Les analyses décrites ci-dessus relèvent désormais de l’évidence. Les élections de 2017 ont montré la perte de vitesse des bobos et de leurs candidats politiques naturels (PS et EELV), tous à leurs rêveries sur le revenu universel, tandis que de nombreux Français doivent fuir les immeubles en copropriété nauséabonds et les banlieues ethnicisées pour vivre dans des zones pavillonnaires toujours plus éloignées.

Comme remède à ces évolutions, Christophe GUILLUY propose le retour de l’identité, sans préciser s’il prône plutôt la nostalgie ouvriériste façon France insoumise ou le retour du village gaulois façon FN.

Afin d’étayer son propos, Christophe GUILLUY cite Robert PUTNAM, tout en notant que ce dernier est de gauche.

C’est là que des réserves peuvent être émises.

PUTNAM, qui a été décoré par Bill CLINTON, est effectivement proche des démocrates américains, même si ces derniers seraient sans doute des centristes sur l’échiquier politique français, en sachant qu’ils ont soutenu ouvertement l’actuel président de la République.
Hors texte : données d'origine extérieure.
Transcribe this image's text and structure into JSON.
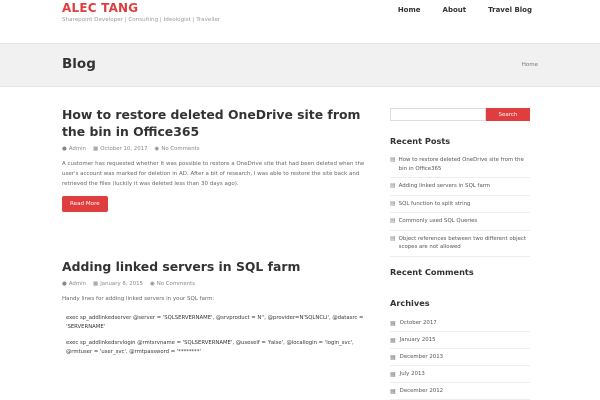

Toutefois, le problème de Christophe GUILLUY dans son interprétation de PUTNAM ne tient pas à la question du positionnement politique mais plutôt à la précision dans la description du raisonnement.

Pour PUTNAM, dans ses écrits Bowling Alone (1995) (https://archive.realtor.org/sites/default/files/BowlingAlone.pdf) ou E Pluribus Unum (2007), il existe trois modèles pour décrire les réactions des populations face à la diversité.

Tout d’abord, les personnes diverses vivant ensemble pourraient ainsi devenir plus tolérantes et bienveillantes. C’est la théorie du contact.

On pourrait aussi penser que ceux qui voient arriver vers eux des gens différents auraient tendance à se souder pour résister aux intrus. C’est la théorie du conflit.

Enfin, on peut penser que des personnes différentes qui se côtoient ont des tensions entre elles qui les dégoûtent de la vie collective. C’est la théorie de la constriction.

Dans ses enquêtes, PUTNAM constate que c’est cette dernière théorie qui fonctionne aujourd’hui aux Etats-Unis.

Christophe GUILLUY en déduit pour la France qu’il faut moins d’immigration. Surtout, il prévoit que les classes populaires vont se regrouper sur une base identitaire pour résister à l’élite mondialisée.

Christophe GUILLUY, en se ralliant à la théorie du conflit, semble avoir lu PUTNAM trop rapidement. Pour l’auteur américain, la France périphérique telle que la décrit Christophe GUILLUY serait non un cadre de mobilisation contre l’élite mais un lieu de démobilisation.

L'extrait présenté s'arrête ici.